In materia di edilizia agevolata, il sistema di determinazione del prezzo cosiddetto “prefissato” di cessione degli alloggi è volto a facilitare l’acquisto della casa alle categorie più disagiate di cittadini.
Ne deriva il divieto di pattuire prezzi superiori al limite massimo determinabile in base ai criteri legali, anche se l’eccedenza consegua all’accollo agli acquirenti degli oneri economici derivanti dal ricorso al mutuo ordinario in luogo del mutuo agevolato o delle spese realmente sostenute nel corso della costruzione.
Così, gli atti amministrativi emanati dal Consiglio comunale in forza della delega alla fissazione dei criteri dei prezzi di cessione degli alloggi, traggono dalla delega medesima una carattere di imperatività di modo che devono ritenersi compresi nella previsione dell’articolo 1339 del Codice civile (Inserzione automatica di clausole).

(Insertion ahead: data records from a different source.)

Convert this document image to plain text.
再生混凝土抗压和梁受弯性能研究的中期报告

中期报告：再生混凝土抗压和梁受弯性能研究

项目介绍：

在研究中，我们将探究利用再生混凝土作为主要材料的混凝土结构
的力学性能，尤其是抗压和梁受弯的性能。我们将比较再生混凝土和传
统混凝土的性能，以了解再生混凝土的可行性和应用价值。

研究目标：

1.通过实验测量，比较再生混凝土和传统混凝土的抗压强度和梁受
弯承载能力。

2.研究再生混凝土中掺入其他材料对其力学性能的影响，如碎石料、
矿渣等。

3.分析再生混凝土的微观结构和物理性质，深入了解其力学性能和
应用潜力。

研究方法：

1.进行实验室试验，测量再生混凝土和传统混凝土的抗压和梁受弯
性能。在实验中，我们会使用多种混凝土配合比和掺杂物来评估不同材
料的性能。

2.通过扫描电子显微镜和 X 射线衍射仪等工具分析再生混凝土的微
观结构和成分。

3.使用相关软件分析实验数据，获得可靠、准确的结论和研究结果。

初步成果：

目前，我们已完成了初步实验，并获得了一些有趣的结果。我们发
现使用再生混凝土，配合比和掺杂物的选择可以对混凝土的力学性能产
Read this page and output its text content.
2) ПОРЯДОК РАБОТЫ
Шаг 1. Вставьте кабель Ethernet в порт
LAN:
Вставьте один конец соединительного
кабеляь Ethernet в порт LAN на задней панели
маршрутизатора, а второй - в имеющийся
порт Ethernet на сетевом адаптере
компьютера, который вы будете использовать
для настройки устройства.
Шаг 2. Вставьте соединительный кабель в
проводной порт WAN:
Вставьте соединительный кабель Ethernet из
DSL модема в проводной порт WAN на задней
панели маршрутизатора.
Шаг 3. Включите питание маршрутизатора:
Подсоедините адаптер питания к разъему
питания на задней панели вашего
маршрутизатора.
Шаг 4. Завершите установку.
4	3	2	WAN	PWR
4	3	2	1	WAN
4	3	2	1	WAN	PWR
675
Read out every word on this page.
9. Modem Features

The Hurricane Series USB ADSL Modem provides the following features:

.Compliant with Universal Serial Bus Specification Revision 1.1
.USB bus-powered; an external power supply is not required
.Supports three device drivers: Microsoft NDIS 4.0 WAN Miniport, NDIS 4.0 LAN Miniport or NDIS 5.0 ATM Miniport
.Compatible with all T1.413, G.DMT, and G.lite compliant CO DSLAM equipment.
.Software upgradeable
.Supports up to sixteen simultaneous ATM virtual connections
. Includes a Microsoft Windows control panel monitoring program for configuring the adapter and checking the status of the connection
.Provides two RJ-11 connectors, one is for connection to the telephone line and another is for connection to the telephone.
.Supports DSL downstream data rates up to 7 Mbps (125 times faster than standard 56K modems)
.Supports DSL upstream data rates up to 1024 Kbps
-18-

A questa si collega, poi, la disposizione dell’articolo 1419, secondo comma, del medesimo Codice civile sulla nullità parziale, posto che la conseguenza tipica della difformità di una clausola negoziale da una norma imperativa è la sanzione della nullità della clausola stessa, la quale, peraltro, non importa la nullità del contratto quando tale clausola sia sostituita di diritto da norme imperative.
E’ quanto ricordato dalla Cassazione, seconda sezione civile, nel testo della sentenza n. 18836 del 26 settembre 2016 e con la quale è stata ribaltata la statuizione con cui i giudici di merito avevano ritenuto che l’importo del corrispettivo di acquisto di un immobile a prezzo “convenzionato” potesse divergere dall’importo risultante in base al criterio indicato nella apposita convenzione comunale.